PS. Unfortunately, the CPU module died on the old Challenge S late last year, so that box is officially in "spare parts" mode...
OK so the O2 didn't initially displace the Indy right away, but an R5k Indy can't face down a loaded up R10k O2... An Indy can also still be capable for sound editing, photo editing (a bit slow, but sufficient for most purposes), and if it has the Cosmo board, high quality capture (althoupgh exporting those video files is going to be pretty slow). I had quite overlooked application and web development. Some people also use Vino for internet video- 1/4 NTSC size to get pretty high qualities.

I don't want to get into a pointless argument, but I would doubt that any Indy has ever caught fire. Not unless you wadded cotten around the GPU on the graphics board. I could see a spectacular l ight show if/when the PSU fails maybe, possible catching a stack of papers on fire, but tha tseems a little far-fetched to me. They don't run THAT hot... I've left mine running for 20 straight hours working on video encoding (obvioiusly there was some idle time in there, but mostly I was just feeding it clips and letting it crunch it all down). I felt the drives reach the outer comfort zone, but I never thought there would be any fire hazzard.

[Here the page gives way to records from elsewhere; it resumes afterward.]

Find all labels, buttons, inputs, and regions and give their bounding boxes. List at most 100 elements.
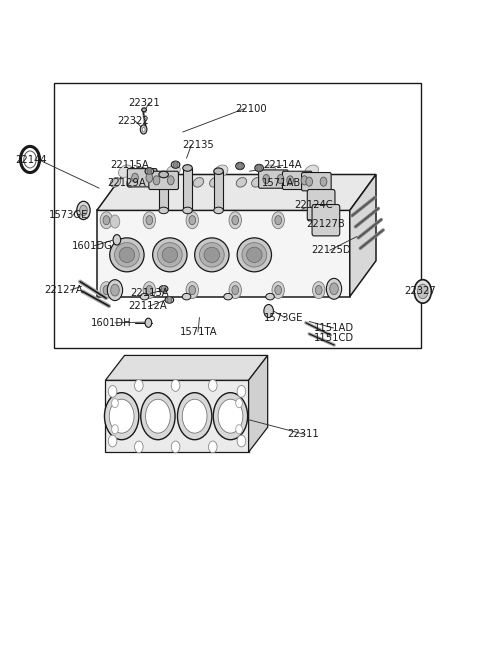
Ellipse shape <box>255 165 264 172</box>
Circle shape <box>418 284 428 298</box>
Circle shape <box>111 284 119 296</box>
Circle shape <box>186 281 199 298</box>
Circle shape <box>264 304 274 318</box>
Text: 22114A: 22114A <box>263 160 301 171</box>
Circle shape <box>237 435 246 447</box>
Circle shape <box>232 216 239 225</box>
Circle shape <box>105 393 139 440</box>
Ellipse shape <box>153 238 187 272</box>
Ellipse shape <box>305 165 319 177</box>
Circle shape <box>301 176 308 185</box>
Circle shape <box>186 212 199 229</box>
Ellipse shape <box>159 207 168 214</box>
Ellipse shape <box>152 178 163 187</box>
Circle shape <box>315 216 322 225</box>
Text: 22129A: 22129A <box>107 178 145 188</box>
Circle shape <box>132 173 138 182</box>
Ellipse shape <box>166 165 180 177</box>
Ellipse shape <box>110 178 120 187</box>
Circle shape <box>306 177 312 186</box>
Circle shape <box>110 215 120 228</box>
Ellipse shape <box>183 207 192 214</box>
Circle shape <box>145 318 152 327</box>
Polygon shape <box>106 380 249 452</box>
Ellipse shape <box>224 293 232 300</box>
Circle shape <box>103 216 110 225</box>
Ellipse shape <box>200 243 224 267</box>
Circle shape <box>236 399 242 407</box>
Text: 1151CD: 1151CD <box>314 333 354 344</box>
Ellipse shape <box>266 293 275 300</box>
Ellipse shape <box>195 238 229 272</box>
Circle shape <box>109 400 134 433</box>
Text: 22135: 22135 <box>182 140 214 150</box>
Ellipse shape <box>157 243 182 267</box>
Bar <box>214 171 223 211</box>
Circle shape <box>218 400 243 433</box>
Ellipse shape <box>159 285 168 292</box>
Ellipse shape <box>119 247 134 262</box>
Circle shape <box>320 177 327 186</box>
Text: 1601DH: 1601DH <box>91 318 132 328</box>
Ellipse shape <box>171 161 180 169</box>
Circle shape <box>171 380 180 392</box>
Circle shape <box>134 380 143 392</box>
Text: 1571AB: 1571AB <box>262 178 301 188</box>
Circle shape <box>326 278 342 299</box>
Ellipse shape <box>214 168 223 174</box>
Circle shape <box>263 174 270 184</box>
Text: 1601DG: 1601DG <box>72 241 113 251</box>
Text: 22144: 22144 <box>15 155 47 165</box>
Circle shape <box>315 285 322 295</box>
Text: 1151AD: 1151AD <box>314 323 354 333</box>
Circle shape <box>275 216 281 225</box>
Text: 1571TA: 1571TA <box>180 327 217 337</box>
Text: 22327: 22327 <box>405 287 436 297</box>
Text: 22127B: 22127B <box>306 219 345 229</box>
Ellipse shape <box>119 165 132 177</box>
Polygon shape <box>350 174 376 297</box>
Circle shape <box>189 216 196 225</box>
FancyBboxPatch shape <box>127 169 157 187</box>
Text: 22322: 22322 <box>117 116 149 126</box>
Ellipse shape <box>145 168 154 174</box>
Ellipse shape <box>236 178 247 187</box>
Circle shape <box>108 386 117 398</box>
Circle shape <box>189 285 196 295</box>
Ellipse shape <box>110 238 144 272</box>
Text: 22112A: 22112A <box>128 302 167 312</box>
Circle shape <box>112 399 118 407</box>
Circle shape <box>147 168 152 174</box>
Circle shape <box>330 283 338 295</box>
Circle shape <box>272 212 284 229</box>
Circle shape <box>329 280 339 293</box>
Circle shape <box>143 281 156 298</box>
Text: 22127A: 22127A <box>44 285 83 295</box>
Bar <box>54 83 421 348</box>
Ellipse shape <box>193 178 204 187</box>
Circle shape <box>171 441 180 453</box>
Ellipse shape <box>165 297 174 303</box>
Ellipse shape <box>214 207 223 214</box>
Circle shape <box>173 161 178 168</box>
Ellipse shape <box>142 108 146 112</box>
Circle shape <box>142 127 145 131</box>
Circle shape <box>145 400 170 433</box>
Circle shape <box>414 279 432 303</box>
Polygon shape <box>249 356 268 452</box>
Circle shape <box>161 285 166 292</box>
FancyBboxPatch shape <box>259 170 288 188</box>
Circle shape <box>168 176 174 185</box>
Circle shape <box>213 393 248 440</box>
Circle shape <box>153 176 160 185</box>
Circle shape <box>287 176 293 185</box>
Circle shape <box>229 212 241 229</box>
Circle shape <box>167 297 172 303</box>
Ellipse shape <box>237 238 272 272</box>
Circle shape <box>272 281 284 298</box>
Text: 1573GE: 1573GE <box>264 312 303 323</box>
FancyBboxPatch shape <box>301 173 331 191</box>
Ellipse shape <box>159 171 168 178</box>
Circle shape <box>208 380 217 392</box>
Circle shape <box>113 235 120 245</box>
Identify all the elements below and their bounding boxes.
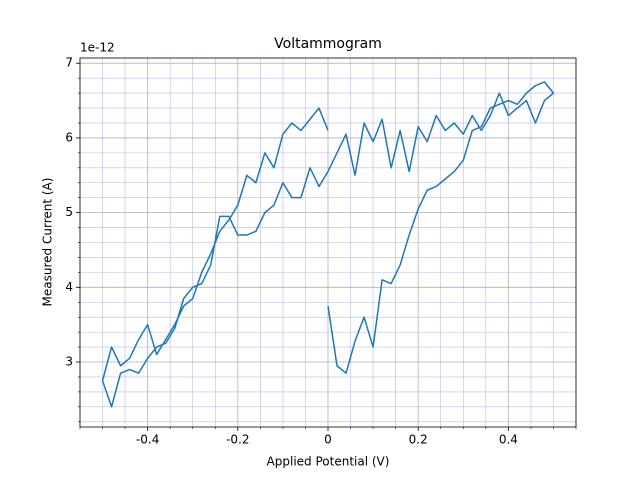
x-tick-label: -0.4 xyxy=(136,433,159,447)
plot-frame xyxy=(79,57,577,428)
y-tick-label: 3 xyxy=(65,355,73,369)
y-tick-label: 4 xyxy=(65,280,73,294)
x-tick-label: 0 xyxy=(324,433,332,447)
x-tick-label: 0.4 xyxy=(499,433,518,447)
y-tick-label: 6 xyxy=(65,130,73,144)
y-axis-label: Measured Current (A) xyxy=(41,178,55,307)
x-axis-label: Applied Potential (V) xyxy=(267,455,390,469)
chart-title: Voltammogram xyxy=(274,36,382,52)
data-line xyxy=(101,81,555,408)
x-tick-label: -0.2 xyxy=(226,433,249,447)
y-tick-label: 5 xyxy=(65,205,73,219)
y-tick-label: 7 xyxy=(65,56,73,70)
x-tick-label: 0.2 xyxy=(409,433,428,447)
y-offset-label: 1e-12 xyxy=(80,41,115,55)
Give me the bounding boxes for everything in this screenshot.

Incidentally, I did actually hear the PSU fan run on the Sony PSU. It isn't very loud, but it definately exists! :D

I suppose though I was harsh in my initial statement though

For use as a graphical workstation though, I would be pretty sure there are better choices. For use as a router, I'd get something that's actively cooled. I don't think it will start on fire, but at the same time, I don't think it will be particularly reliable either... Just my $0.02 though.
Monkichi57 wrote: I recently acquired an Indy and was wondering if it's possible to use it as a router? I know that the AUI port and the RJ45 port are the same interface, so I know that's out. But is there a card that I could put into the Indy to have 2 interfaces?

I have a Challenge S (basically an Indy without audio and video) which a major medical center here used as a router and fileserver until last year. They only gave it up because it was the last piece of 10baseT networking gear in the house, and the Challenge's external SCSI was all HVD.

Given an additional NIC and a proper IPfilter installation, I expect an Indy would make an OK router. It would be a lot more fun as a workstation, though.

-Shel
I have Indy with Set Engineering 10/100 GIO card which was used for years with IPFilter as router between cable modem (built in ethernet) and LAN (Set Engineering card). Nice setup but at some point wireless went in game so I move routing on Netgear WGT624 wifi router firewall.